其一に関する文献としては、明治42年の大村西崖「東洋美術大観5」がもっとも重要だということだ(国会図書館でマイクロフィルムでのみ閲覧できる)。辻惟雄(若冲発掘者としても有名)は本書をもとに其一伝を書いたのだそうだ。
余談だけれど、其一の夏秋渓流図屏風(根津美術館・・・11月になれば東博で見ることが出来る!)は辻先生に見いだされたとのことで、そもそも「見いだす」という意味がよく分らないけれど、とにかく辻先生はフットワークが良くていい仕事をしているということを再認識した。

で、その「大観」によると、其一は1796(寛政8)年4月、江戸は日本橋付近で生れた。
父は紫染の元祖、とあるが、さて紫染とは?
どうも江戸紫というように紫は特別な色だったらしく、紫に染める紫師という職業があったらしい。その紫師の先駆として一定の業績を残したのであろう人のもとに其一は生を受けた、ということだ。

そのような環境で絵が好きだった子供が18歳になって酒井抱一(姫路藩主酒井家2代藩主忠以の弟)の内弟子に入る。
このとき先輩にいたのが鈴木蠣潭だった。
鈴木蠣潭は13人扶持の抱一の付き人だったのだが、26歳の時に狂犬病で頓死。抱一の取り計らいで、22歳の其一が鈴木蠣潭の姉りよと結婚して鈴木家を継ぐことになる(このあたりは小松帯刀を既に知っている我々はイメージしやすい)。
ちなみに、りよと其一の年齢差は不明だけれど、2人の結婚6年後に娘を嫁がせているところから、りよは再婚で連れ子がいたのではないか、と河野教授は書いている。
其一はこの婚姻で鈴木を名乗るようになり(それまでの姓は不明)、初めて武士になり、酒井家家臣として150人扶持をいただき、根津5丁目あたりの屋敷に終生住むことになる。

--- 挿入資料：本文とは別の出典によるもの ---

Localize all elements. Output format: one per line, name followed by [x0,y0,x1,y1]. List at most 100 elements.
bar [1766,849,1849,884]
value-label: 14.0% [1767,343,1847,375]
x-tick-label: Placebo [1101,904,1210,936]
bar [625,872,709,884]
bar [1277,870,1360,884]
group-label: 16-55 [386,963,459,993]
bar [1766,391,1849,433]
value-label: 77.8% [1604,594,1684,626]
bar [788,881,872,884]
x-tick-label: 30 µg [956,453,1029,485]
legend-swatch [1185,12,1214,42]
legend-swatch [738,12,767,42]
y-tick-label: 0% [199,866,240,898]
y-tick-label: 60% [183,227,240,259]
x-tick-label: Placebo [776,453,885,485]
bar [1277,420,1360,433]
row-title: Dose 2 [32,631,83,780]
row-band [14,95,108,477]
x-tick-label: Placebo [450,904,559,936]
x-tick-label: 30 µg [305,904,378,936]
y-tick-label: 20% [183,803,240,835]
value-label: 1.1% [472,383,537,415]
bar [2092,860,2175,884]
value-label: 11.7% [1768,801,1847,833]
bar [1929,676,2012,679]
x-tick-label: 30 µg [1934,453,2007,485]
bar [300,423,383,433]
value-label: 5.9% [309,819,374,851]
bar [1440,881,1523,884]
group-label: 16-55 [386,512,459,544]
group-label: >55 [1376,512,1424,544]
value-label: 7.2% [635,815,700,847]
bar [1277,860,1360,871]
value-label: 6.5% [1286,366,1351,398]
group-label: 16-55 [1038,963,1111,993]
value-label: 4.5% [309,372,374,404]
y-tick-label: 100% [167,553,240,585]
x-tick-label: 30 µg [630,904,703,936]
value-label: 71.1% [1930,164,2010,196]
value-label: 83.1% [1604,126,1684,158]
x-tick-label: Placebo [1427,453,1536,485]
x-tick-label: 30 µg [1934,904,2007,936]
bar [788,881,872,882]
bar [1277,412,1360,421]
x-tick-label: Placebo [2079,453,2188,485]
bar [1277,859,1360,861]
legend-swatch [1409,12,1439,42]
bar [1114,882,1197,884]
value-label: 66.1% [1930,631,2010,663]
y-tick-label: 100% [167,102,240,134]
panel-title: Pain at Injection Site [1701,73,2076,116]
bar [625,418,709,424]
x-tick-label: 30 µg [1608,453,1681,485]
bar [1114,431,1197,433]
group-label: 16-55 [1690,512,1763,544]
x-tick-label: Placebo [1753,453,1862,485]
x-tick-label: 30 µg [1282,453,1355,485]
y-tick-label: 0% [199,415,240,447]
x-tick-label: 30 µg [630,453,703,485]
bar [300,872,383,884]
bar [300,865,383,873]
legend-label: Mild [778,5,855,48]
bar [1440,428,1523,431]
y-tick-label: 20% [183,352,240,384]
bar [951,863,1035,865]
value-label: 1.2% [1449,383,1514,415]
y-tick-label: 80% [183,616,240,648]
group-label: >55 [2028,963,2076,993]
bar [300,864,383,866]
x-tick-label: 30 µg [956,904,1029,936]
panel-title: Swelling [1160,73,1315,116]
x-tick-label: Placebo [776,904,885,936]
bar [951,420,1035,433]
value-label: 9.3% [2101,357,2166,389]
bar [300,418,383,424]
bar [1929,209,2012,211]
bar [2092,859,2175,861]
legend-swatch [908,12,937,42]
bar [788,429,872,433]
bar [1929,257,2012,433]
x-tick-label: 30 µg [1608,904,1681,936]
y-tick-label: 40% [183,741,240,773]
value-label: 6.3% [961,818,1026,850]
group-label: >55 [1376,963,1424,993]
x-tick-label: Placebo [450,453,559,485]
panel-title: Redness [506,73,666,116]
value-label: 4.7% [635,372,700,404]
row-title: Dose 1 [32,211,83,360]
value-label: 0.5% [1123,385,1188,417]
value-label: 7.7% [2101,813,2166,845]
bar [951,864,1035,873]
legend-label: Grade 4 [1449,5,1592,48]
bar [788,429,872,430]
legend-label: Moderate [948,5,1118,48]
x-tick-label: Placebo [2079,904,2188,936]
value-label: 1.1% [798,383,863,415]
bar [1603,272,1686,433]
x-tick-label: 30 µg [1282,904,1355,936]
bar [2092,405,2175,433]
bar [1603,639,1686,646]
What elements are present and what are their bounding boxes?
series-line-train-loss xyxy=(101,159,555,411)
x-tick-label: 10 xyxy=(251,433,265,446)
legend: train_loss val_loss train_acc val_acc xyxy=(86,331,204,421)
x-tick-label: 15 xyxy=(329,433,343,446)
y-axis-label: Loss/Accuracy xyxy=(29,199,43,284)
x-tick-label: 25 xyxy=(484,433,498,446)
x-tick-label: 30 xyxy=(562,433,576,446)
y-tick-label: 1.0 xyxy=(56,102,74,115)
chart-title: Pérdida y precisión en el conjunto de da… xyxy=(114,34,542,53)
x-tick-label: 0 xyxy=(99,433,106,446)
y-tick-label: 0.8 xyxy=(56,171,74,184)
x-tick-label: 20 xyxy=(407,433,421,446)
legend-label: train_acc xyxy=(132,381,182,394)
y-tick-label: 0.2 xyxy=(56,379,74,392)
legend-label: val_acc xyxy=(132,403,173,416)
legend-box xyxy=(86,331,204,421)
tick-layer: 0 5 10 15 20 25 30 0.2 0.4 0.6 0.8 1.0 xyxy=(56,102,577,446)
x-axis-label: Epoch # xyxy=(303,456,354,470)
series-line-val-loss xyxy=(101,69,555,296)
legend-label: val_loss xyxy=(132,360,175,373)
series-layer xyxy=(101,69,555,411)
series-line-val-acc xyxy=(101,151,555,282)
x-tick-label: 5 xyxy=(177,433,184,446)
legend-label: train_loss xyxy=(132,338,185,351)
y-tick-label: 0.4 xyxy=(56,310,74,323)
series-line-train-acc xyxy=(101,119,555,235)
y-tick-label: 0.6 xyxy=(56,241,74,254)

その後、其一は蠣潭にかわって抱一の代筆をしたり画業で生きて行くわけだが、晩年は酒井家6代藩主酒井忠宝正室(将軍家斉の息女喜代姫)に厚遇され(医師格に列せられることで別に30人扶持をいただく)、1858(安政5)年9月10日、63歳で没する。当時流行のコレラであったろうと推測されている。
墓碑は浅草正法寺から中野区沼袋に移され、現存しているらしいが、鈴木家は絶えた。